Ílina Cordeiro de Macedo Pontes, advogada da União, pediu desculpas formais às famílias em nome do Estado, reconheceu violações aos direitos, mas pontuou que os fatos estão fora da jurisdição temporal da Corte IDH, pois são anteriores à adesão do Brasil à jurisdição contenciosa do tribunal, em 10 de dezembro de 1998.
“Evidente que o Estado brasileiro permitiu o funcionamento de uma clínica pediátrica sem as autorizações e inspeções necessárias à sua regular operação. Tais fatos, ainda que estejam fora da jurisdição temporal desta Corte e, por isso, não possam ensejar pronunciamento sobre a responsabilidade internacional do Estado, devem ser reconhecidos como violações a direitos humanos internacionalmente protegidos, em respeito à memória dos recém-nascidos falecidos e à verdade buscada pelos seus familiares”, disse a representante estatal.
O Brasil também admitiu que relatórios produzidos pelo Ministério da Saúde para apurar os fatos foram discriminatórios e, portanto, violaram o direito à igualdade perante a lei.

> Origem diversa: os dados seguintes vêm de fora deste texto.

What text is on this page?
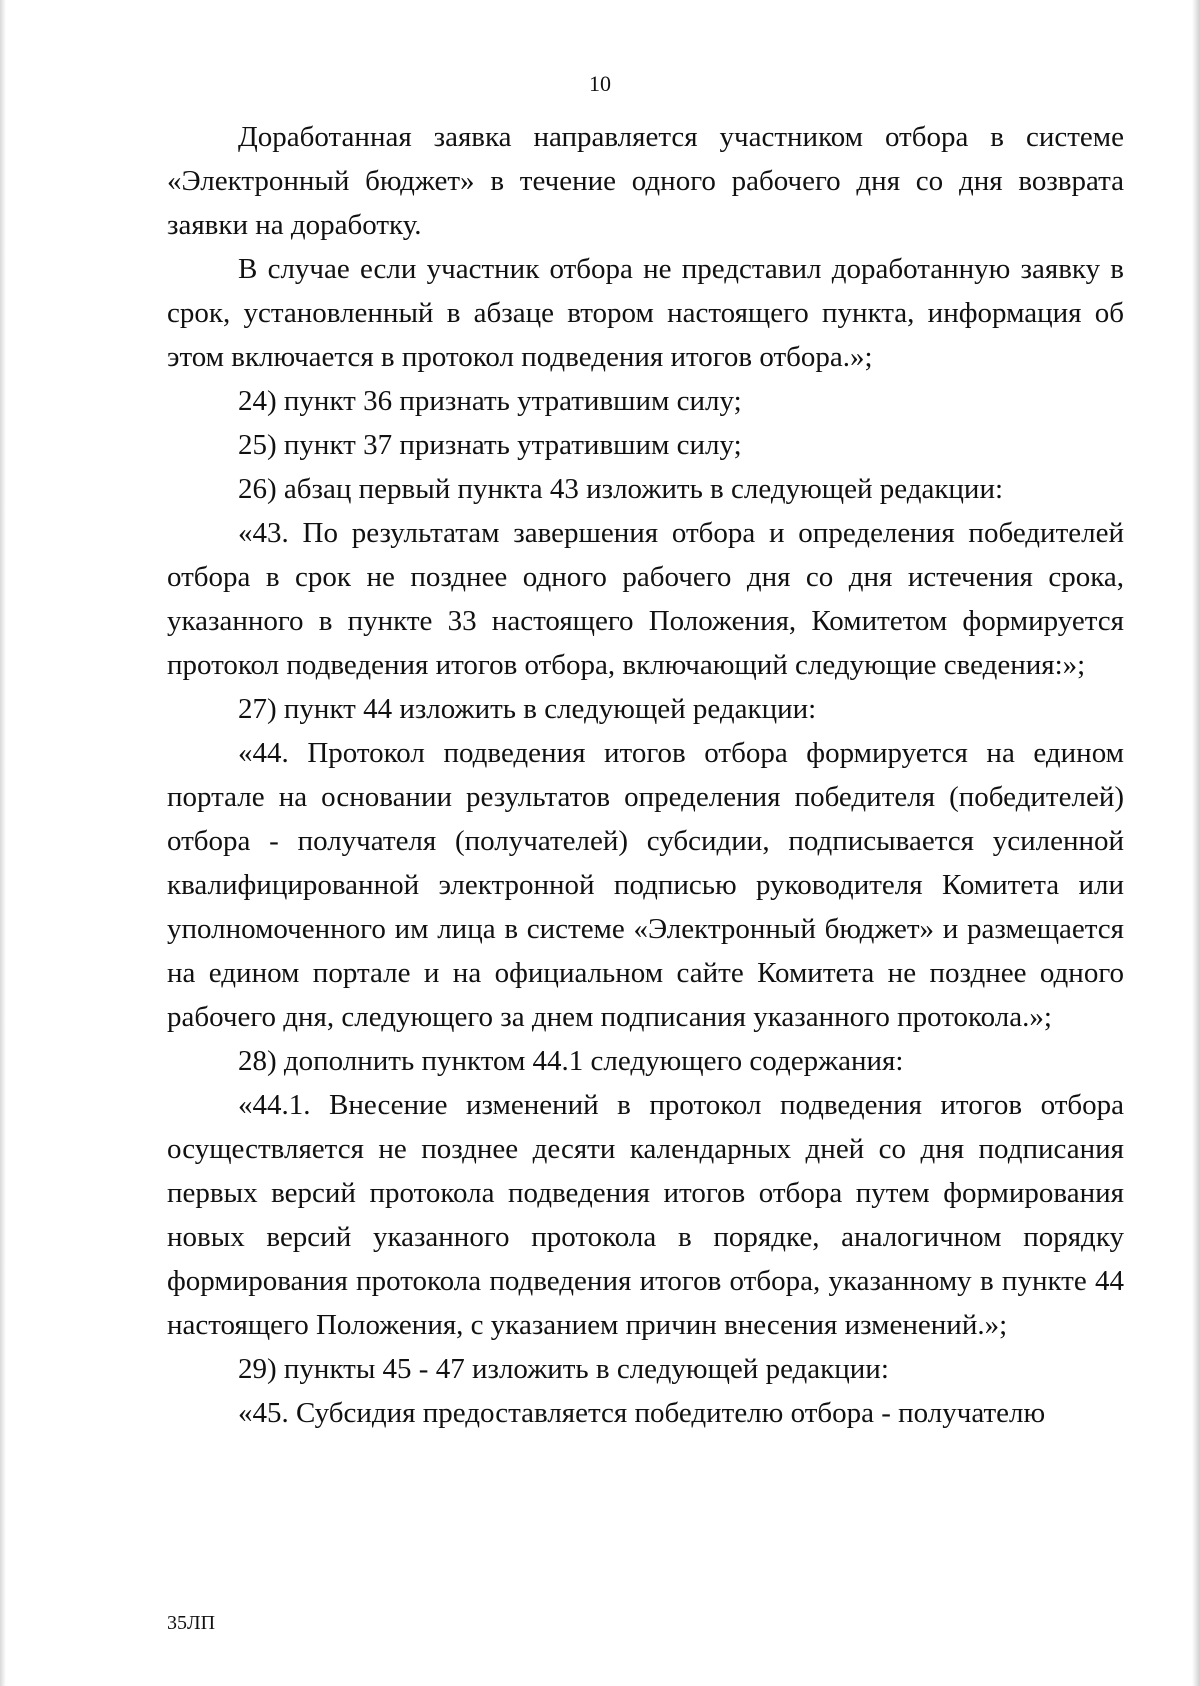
10

Доработанная заявка направляется участником отбора в системе «Электронный бюджет» в течение одного рабочего дня со дня возврата заявки на доработку.

В случае если участник отбора не представил доработанную заявку в срок, установленный в абзаце втором настоящего пункта, информация об этом включается в протокол подведения итогов отбора.»;

24) пункт 36 признать утратившим силу;

25) пункт 37 признать утратившим силу;

26) абзац первый пункта 43 изложить в следующей редакции:

«43. По результатам завершения отбора и определения победителей отбора в срок не позднее одного рабочего дня со дня истечения срока, указанного в пункте 33 настоящего Положения, Комитетом формируется протокол подведения итогов отбора, включающий следующие сведения:»;

27) пункт 44 изложить в следующей редакции:

«44. Протокол подведения итогов отбора формируется на едином портале на основании результатов определения победителя (победителей) отбора - получателя (получателей) субсидии, подписывается усиленной квалифицированной электронной подписью руководителя Комитета или уполномоченного им лица в системе «Электронный бюджет» и размещается на едином портале и на официальном сайте Комитета не позднее одного рабочего дня, следующего за днем подписания указанного протокола.»;

28) дополнить пунктом 44.1 следующего содержания:

«44.1. Внесение изменений в протокол подведения итогов отбора осуществляется не позднее десяти календарных дней со дня подписания первых версий протокола подведения итогов отбора путем формирования новых версий указанного протокола в порядке, аналогичном порядку формирования протокола подведения итогов отбора, указанному в пункте 44 настоящего Положения, с указанием причин внесения изменений.»;

29) пункты 45 - 47 изложить в следующей редакции:

«45. Субсидия предоставляется победителю отбора - получателю

35ЛП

Nos documentos, atribuía-se às mães a culpa pelas mortes de seus bebês.
“As manifestações do Ministério da Saúde (…) incorporam estereótipos de gênero que não se coadunam com a tradição histórica de respeito e acolhimento que marcam o sistema de saúde em nosso país”, comentou a advogada da União.
Posição das famílias
Helena Gonçalves dos Santos, mãe de um dos bebês mortos na clínica, agradeceu à Corte pelo julgamento, mas salientou que nenhuma reparação será suficiente para amenizar a dor de perder um filho.
“Queríamos estar com nossos filhos, hoje. Queríamos poder estar acompanhando um casamento, o nascimento de um neto. Queríamos estar com eles. Esse direito nos foi tirado. Não nos deixaram tocar, não nos deixaram amamentar. Não nos deixaram ser mãe”, lamentou.
Pai de outro recém-nascido vítima da Clipel, Cesar Alejandro Nicolas Éboli contou na audiência pública que o filho nasceu completamente saudável, mas foi levado sem necessidade para “tomar umas horas de oxigênio” na UTI. Ele lembrou quando, seis dias depois, presenciou a morte do filho.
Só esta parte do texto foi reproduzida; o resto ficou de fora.